Using the wealthy Jews as scapegoats and touting a doctrine of racial superiority, he created the Nazi party and was able to galvanize his base to believe they could take over the world. Hitler began WWII and conquered most of Europe. In the end, the Allied Powers were able to defeat Germany and their allies also known as the Axis Powers.
Cold War Era
Whereas the Allies eventually granted Austria its independence (in 1955), Germany was not so lucky. After the war, Germany was divided into East and West Germany. The capital of Germany, Berlin was also divided into East and West. East Germany was a communist state under Soviet control, while West Germany was occupied and governed by the Allies as a free market state.
In August 1961, the Berlin Wall, called the Anti-Fascist Protection Rampart by the GDR (East German government) was erected. Since all of Berlin was located in the middle of East Germany, the wall encircled all of West Berlin, separating it from the surrounding East Germany; it also cut through the middle of the city separating West Berlin from East Berlin.
There is an excellent collection of memoirs of American military dependents stationed in Berlin with their parents from 1946 when the destroyed city was first occupied by US military troops and their families to 1994 when the US military withdrew. The book is called Cold War Memories: A Retrospective on Living in Berlin and includes first-hand accounts and memorabilia of more than 150 former American teens and their high school teachers. These stories span four decades of history, with eyewitness accounts of: the Berlin Airlift, the Berlin Wall being built, Germans fleeing the East to the West, and personal encounters with JFK, George Bush Sr and Ronald Reagan. The book culminates with accounts of the fall of the Wall, the reunification of Germany (1990) and Berlin being reinstated as the capital of the newly unified country (1991).

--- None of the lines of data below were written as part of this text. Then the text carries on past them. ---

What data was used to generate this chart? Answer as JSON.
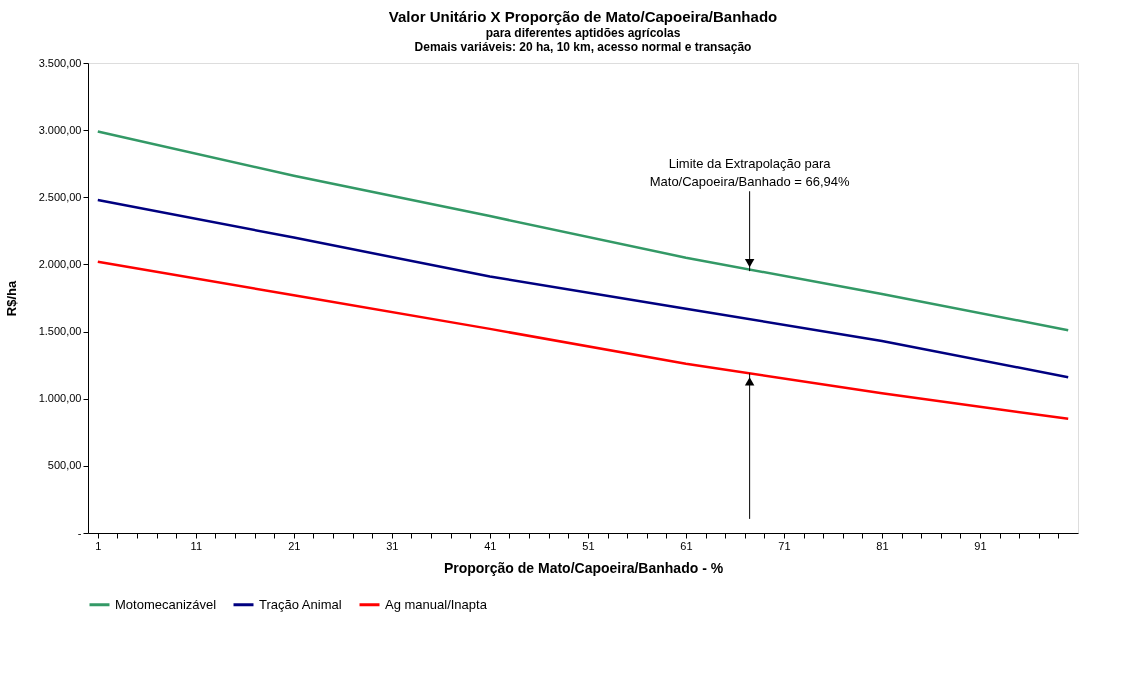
{
  "chart_data": {
    "type": "line",
    "title": "Valor Unitário X Proporção de Mato/Capoeira/Banhado",
    "subtitle": [
      "para diferentes aptidões agrícolas",
      "Demais variáveis: 20 ha, 10 km, acesso normal e transação"
    ],
    "xlabel": "Proporção de Mato/Capoeira/Banhado - %",
    "ylabel": "R$/ha",
    "x": [
      1,
      21,
      41,
      61,
      81,
      100
    ],
    "series": [
      {
        "name": "Motomecanizável",
        "color": "#339966",
        "values": [
          2990,
          2660,
          2360,
          2050,
          1780,
          1510
        ]
      },
      {
        "name": "Tração Animal",
        "color": "#000080",
        "values": [
          2480,
          2200,
          1910,
          1670,
          1430,
          1160
        ]
      },
      {
        "name": "Ag manual/Inapta",
        "color": "#ff0000",
        "values": [
          2020,
          1770,
          1520,
          1260,
          1040,
          850
        ]
      }
    ],
    "xlim": [
      0,
      101
    ],
    "xticks": [
      1,
      {
        "value": 3,
        "label": null
      },
      {
        "value": 5,
        "label": null
      },
      {
        "value": 7,
        "label": null
      },
      {
        "value": 9,
        "label": null
      },
      11,
      {
        "value": 13,
        "label": null
      },
      {
        "value": 15,
        "label": null
      },
      {
        "value": 17,
        "label": null
      },
      {
        "value": 19,
        "label": null
      },
      21,
      {
        "value": 23,
        "label": null
      },
      {
        "value": 25,
        "label": null
      },
      {
        "value": 27,
        "label": null
      },
      {
        "value": 29,
        "label": null
      },
      31,
      {
        "value": 33,
        "label": null
      },
      {
        "value": 35,
        "label": null
      },
      {
        "value": 37,
        "label": null
      },
      {
        "value": 39,
        "label": null
      },
      41,
      {
        "value": 43,
        "label": null
      },
      {
        "value": 45,
        "label": null
      },
      {
        "value": 47,
        "label": null
      },
      {
        "value": 49,
        "label": null
      },
      51,
      {
        "value": 53,
        "label": null
      },
      {
        "value": 55,
        "label": null
      },
      {
        "value": 57,
        "label": null
      },
      {
        "value": 59,
        "label": null
      },
      61,
      {
        "value": 63,
        "label": null
      },
      {
        "value": 65,
        "label": null
      },
      {
        "value": 67,
        "label": null
      },
      {
        "value": 69,
        "label": null
      },
      71,
      {
        "value": 73,
        "label": null
      },
      {
        "value": 75,
        "label": null
      },
      {
        "value": 77,
        "label": null
      },
      {
        "value": 79,
        "label": null
      },
      81,
      {
        "value": 83,
        "label": null
      },
      {
        "value": 85,
        "label": null
      },
      {
        "value": 87,
        "label": null
      },
      {
        "value": 89,
        "label": null
      },
      91,
      {
        "value": 93,
        "label": null
      },
      {
        "value": 95,
        "label": null
      },
      {
        "value": 97,
        "label": null
      },
      {
        "value": 99,
        "label": null
      }
    ],
    "ylim": [
      0,
      3500
    ],
    "yticks": [
      {
        "value": 0,
        "label": "-"
      },
      {
        "value": 500,
        "label": "500,00"
      },
      {
        "value": 1000,
        "label": "1.000,00"
      },
      {
        "value": 1500,
        "label": "1.500,00"
      },
      {
        "value": 2000,
        "label": "2.000,00"
      },
      {
        "value": 2500,
        "label": "2.500,00"
      },
      {
        "value": 3000,
        "label": "3.000,00"
      },
      {
        "value": 3500,
        "label": "3.500,00"
      }
    ],
    "annotations": [
      {
        "text": "Limite da Extrapolação para\nMato/Capoeira/Banhado = 66,94%",
        "x": 67.5,
        "y": 1950
      }
    ],
    "grid": false,
    "legend": "bottom",
    "marker": "none",
    "line_style": "solid"
  }
}
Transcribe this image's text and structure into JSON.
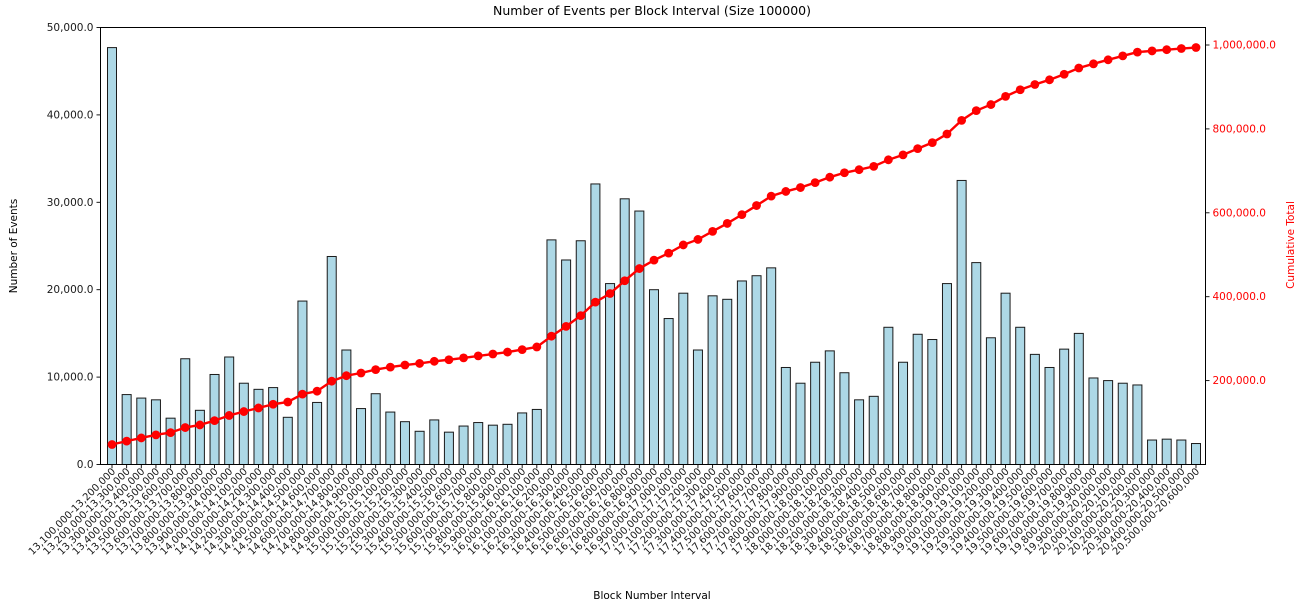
{
  "chart_data": {
    "type": "bar",
    "title": "Number of Events per Block Interval (Size 100000)",
    "xlabel": "Block Number Interval",
    "ylabel_left": "Number of Events",
    "ylabel_right": "Cumulative Total",
    "legend_position": "none",
    "grid": false,
    "colors": {
      "bar_fill": "#add8e6",
      "bar_edge": "#1a1a1a",
      "line": "#ff0000",
      "axis_text": "#1a1a1a",
      "spine": "#000000",
      "background": "#ffffff"
    },
    "left_axis": {
      "min": 0,
      "max": 50000,
      "tick_values": [
        0,
        10000,
        20000,
        30000,
        40000,
        50000
      ],
      "tick_labels": [
        "0.0",
        "10,000.0",
        "20,000.0",
        "30,000.0",
        "40,000.0",
        "50,000.0"
      ]
    },
    "right_axis": {
      "min": 0,
      "top_tick": 1000000,
      "tick_values": [
        200000,
        400000,
        600000,
        800000,
        1000000
      ],
      "tick_labels": [
        "200,000.0",
        "400,000.0",
        "600,000.0",
        "800,000.0",
        "1,000,000.0"
      ]
    },
    "categories": [
      "13,100,000-13,200,000",
      "13,200,000-13,300,000",
      "13,300,000-13,400,000",
      "13,400,000-13,500,000",
      "13,500,000-13,600,000",
      "13,600,000-13,700,000",
      "13,700,000-13,800,000",
      "13,800,000-13,900,000",
      "13,900,000-14,000,000",
      "14,000,000-14,100,000",
      "14,100,000-14,200,000",
      "14,200,000-14,300,000",
      "14,300,000-14,400,000",
      "14,400,000-14,500,000",
      "14,500,000-14,600,000",
      "14,600,000-14,700,000",
      "14,700,000-14,800,000",
      "14,800,000-14,900,000",
      "14,900,000-15,000,000",
      "15,000,000-15,100,000",
      "15,100,000-15,200,000",
      "15,200,000-15,300,000",
      "15,300,000-15,400,000",
      "15,400,000-15,500,000",
      "15,500,000-15,600,000",
      "15,600,000-15,700,000",
      "15,700,000-15,800,000",
      "15,800,000-15,900,000",
      "15,900,000-16,000,000",
      "16,000,000-16,100,000",
      "16,100,000-16,200,000",
      "16,200,000-16,300,000",
      "16,300,000-16,400,000",
      "16,400,000-16,500,000",
      "16,500,000-16,600,000",
      "16,600,000-16,700,000",
      "16,700,000-16,800,000",
      "16,800,000-16,900,000",
      "16,900,000-17,000,000",
      "17,000,000-17,100,000",
      "17,100,000-17,200,000",
      "17,200,000-17,300,000",
      "17,300,000-17,400,000",
      "17,400,000-17,500,000",
      "17,500,000-17,600,000",
      "17,600,000-17,700,000",
      "17,700,000-17,800,000",
      "17,800,000-17,900,000",
      "17,900,000-18,000,000",
      "18,000,000-18,100,000",
      "18,100,000-18,200,000",
      "18,200,000-18,300,000",
      "18,300,000-18,400,000",
      "18,400,000-18,500,000",
      "18,500,000-18,600,000",
      "18,600,000-18,700,000",
      "18,700,000-18,800,000",
      "18,800,000-18,900,000",
      "18,900,000-19,000,000",
      "19,000,000-19,100,000",
      "19,100,000-19,200,000",
      "19,200,000-19,300,000",
      "19,300,000-19,400,000",
      "19,400,000-19,500,000",
      "19,500,000-19,600,000",
      "19,600,000-19,700,000",
      "19,700,000-19,800,000",
      "19,800,000-19,900,000",
      "19,900,000-20,000,000",
      "20,000,000-20,100,000",
      "20,100,000-20,200,000",
      "20,200,000-20,300,000",
      "20,300,000-20,400,000",
      "20,400,000-20,500,000",
      "20,500,000-20,600,000"
    ],
    "series": [
      {
        "name": "Number of Events",
        "type": "bar",
        "axis": "left",
        "values": [
          47700,
          8000,
          7600,
          7400,
          5300,
          12100,
          6200,
          10300,
          12300,
          9300,
          8600,
          8800,
          5400,
          18700,
          7100,
          23800,
          13100,
          6400,
          8100,
          6000,
          4900,
          3800,
          5100,
          3700,
          4400,
          4800,
          4500,
          4600,
          5900,
          6300,
          25700,
          23400,
          25600,
          32100,
          20700,
          30400,
          29000,
          20000,
          16700,
          19600,
          13100,
          19300,
          18900,
          21000,
          21600,
          22500,
          11100,
          9300,
          11700,
          13000,
          10500,
          7400,
          7800,
          15700,
          11700,
          14900,
          14300,
          20700,
          32500,
          23100,
          14500,
          19600,
          15700,
          12600,
          11100,
          13200,
          15000,
          9900,
          9600,
          9300,
          9100,
          2800,
          2900,
          2800,
          2400
        ]
      },
      {
        "name": "Cumulative Total",
        "type": "line",
        "axis": "right",
        "derived": "running cumulative sum of bar values, ending near 1,000,000"
      }
    ]
  }
}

In 2002 the Euro replaced the Deutsche Mark in Germany and the Schilling in Austria. In 2005 Angela Merkel was elected as the first woman Chancellor of Germany. And in June of 2019, Brigitte Bierlein became the first woman Chancellor of Austria. Germany has become a world leader with a strong economy. Germany is leading the twenty-first century energy revolution, and seeks to become the world’s leading user of wind and solar power by 2050. This type of forward thinking that has enabled this Germany to emerge as Europe’s most industrialized country, the continent’s economic giant, co-leader of the European Union, and influential NATO member.
Germany boasts Europe’s largest economy - the fifth largest in the world. This success is built on export industries, fiscal discipline, a highly skilled workforce, and a history of consensus-driven economic policies. In the area of education, Germany has produced 108 Nobel Prize winners, including Albert Einstein, Henry Kissinger, Max Planck and Albert Schweitzer. Humboldt University in Berlin has produced 29 Nobel Prize winners, and boasts employing a number of them as professors including Albert Einstein.
When Europe recently faced its largest refugee crisis in years, Germany opened its borders to roughly one million asylum-seekers, quickly becoming a primary European destination. Germany (as well as Austria) has a very strong stance against Antisemitism and Holocaust deniers.
As a nation, Germans have worked hard to shake off the negative image created by their roles in the Holocaust and two world wars. One of the ways this is reflected in society is the German aversion to overt symbols of nationalism such as concerns the German flag. This is why Germans do not place flags on their homes or display them in their businesses as is done in the US. Many believe that nationalism is not practical anyway, because no one has control over where they are born.